Tzipporah panicked for a moment, staring down at her feet, but Wormwood had vanished. — I suppose — she said shakily, but the explanation neither soothed nor convinced her. — Headmistress, what is this island? Is it enchanted?

— An apt question — she said, revealing nothing to suggest she had seen Wormwood. — And one you must forgive me for not answering fully… Much magic has been performed on this island, but it was as it is long before wizards ever set foot upon it.

— Is it a trick, then? Is there a chemical released by the plants or something like that?

The headmistress laughed, and said: — No, but some would say it is a natural phenomenon, if that comforts you.

Who would say?

— The men and women of the research station. This is what they study in their great concrete prison.

— Strange islands? I wasn't aware the government cared about those — Tzipporah said incredulously.

— They are scientists. Such things interest them — she said, but Tzipporah struggled to believe her. — I know the island's natural features are not what interest you, Tzipporah. If I may ask … What do you see?

— I see an island.

— I mean: what do you see that is not really there?

— …Is it common to hallucinate here?

— No. I have never seen anything but a normal island, like most who will pass through this school's doors. But, I have known many like you, Tzipporah. I am an old woman. Young people show things on their faces, in their eyes.

— I see … black figures. Sometimes, they're small like animals. Other times, they're tall and thin like people.

— Do these figures ever speak to you, Tzipporah?

— No, headmistress. They do not – do anything. They just look at me, like they're upset with me.

— I see. Well, forgive me for my curiosity.

— It's fine, headmistress, but … are they real?

A sad look softened the headmistress' features. A pitying look. The kind that Tzipporah knew meant that nothing more would be said – nothing meaningful. It was the look on her mother's face when she asked why all the other children had grandparents, aunts and uncles, cousins, and siblings, when Tzipporah did not.

— Hallucinations aren't real, Tzipporah — she said, pocketing her wand. — We should be returning to the castle. You wouldn't want to miss lunch.

— Yes, headmistress — Tzipporah forced herself to say.

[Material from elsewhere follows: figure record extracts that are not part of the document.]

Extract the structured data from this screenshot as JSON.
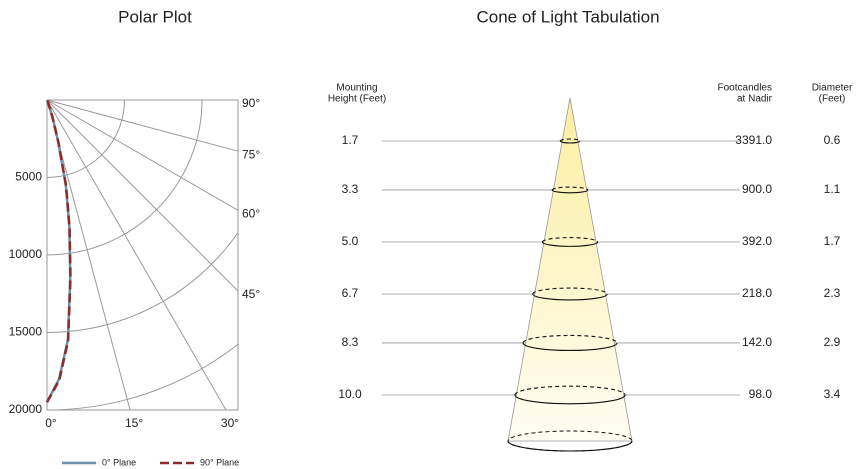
{
  "chart_data": [
    {
      "type": "polar",
      "title": "Polar Plot",
      "rlim": [
        0,
        20000
      ],
      "rticks": [
        5000,
        10000,
        15000,
        20000
      ],
      "angle_ticks": [
        {
          "value": 0,
          "label": "0°"
        },
        {
          "value": 15,
          "label": "15°"
        },
        {
          "value": 30,
          "label": "30°"
        },
        {
          "value": 45,
          "label": "45°"
        },
        {
          "value": 60,
          "label": "60°"
        },
        {
          "value": 75,
          "label": "75°"
        },
        {
          "value": 90,
          "label": "90°"
        }
      ],
      "series": [
        {
          "name": "0° Plane",
          "color": "#6f8fae",
          "dashed": false,
          "angles": [
            0,
            2.5,
            5,
            7.5,
            10,
            12.5,
            15,
            17.5,
            20,
            25,
            30
          ],
          "values": [
            19500,
            18000,
            15500,
            11500,
            8300,
            5600,
            2800,
            1200,
            400,
            100,
            0
          ]
        },
        {
          "name": "90° Plane",
          "color": "#8b2c2c",
          "dashed": true,
          "angles": [
            0,
            2.5,
            5,
            7.5,
            10,
            12.5,
            15,
            17.5,
            20,
            25,
            30
          ],
          "values": [
            19500,
            18100,
            15600,
            11600,
            8400,
            5700,
            2900,
            1250,
            420,
            100,
            0
          ]
        }
      ]
    },
    {
      "type": "cone",
      "title": "Cone of Light Tabulation",
      "height_header": [
        "Mounting",
        "Height (Feet)"
      ],
      "footcandles_header": [
        "Footcandles",
        "at Nadir"
      ],
      "diameter_header": [
        "Diameter",
        "(Feet)"
      ],
      "heights": [
        1.7,
        3.3,
        5.0,
        6.7,
        8.3,
        10.0
      ],
      "height_labels": [
        "1.7",
        "3.3",
        "5.0",
        "6.7",
        "8.3",
        "10.0"
      ],
      "footcandles": [
        "3391.0",
        "900.0",
        "392.0",
        "218.0",
        "142.0",
        "98.0"
      ],
      "diameters": [
        0.6,
        1.1,
        1.7,
        2.3,
        2.9,
        3.4
      ]
    }
  ]
}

As they left and the iron gate creaked itself closed to seal the island for another century, Tzipporah looked over her shoulder. Through the metalwork, she saw it: the realest of the shadow-things. Wormwood sat at the rim of the lake, its form indistinct and far too distant to form a face. Yet still it smiled at her, as clear as if it were in front of her. In a rough and thick brushstroke across a delicate canvas, it leapt into the air and down into the water. It did not make a sound.

🪬

Epilogue

— So what does she talk to you about, anyway? — Nausicaä asked, sitting on the side of the bed. — Does she make you practice really hard spells? Oh, oh, or does she send you on secret missions to find ancient wizard artefacts!? Is that why you were really trying to get into the library the other week? Tzipporah, have you told her about me? Maybe I could join your top secret meetings sometime! — Her face sparkled, mind racing with even more ideas of what could possibly go on inside that office.

Tzipporah set down her book gently and said in an unremarkable voice: — We drink tea and discuss schoolwork.

— Oh… — Nausicaä said, deflating against the headboard.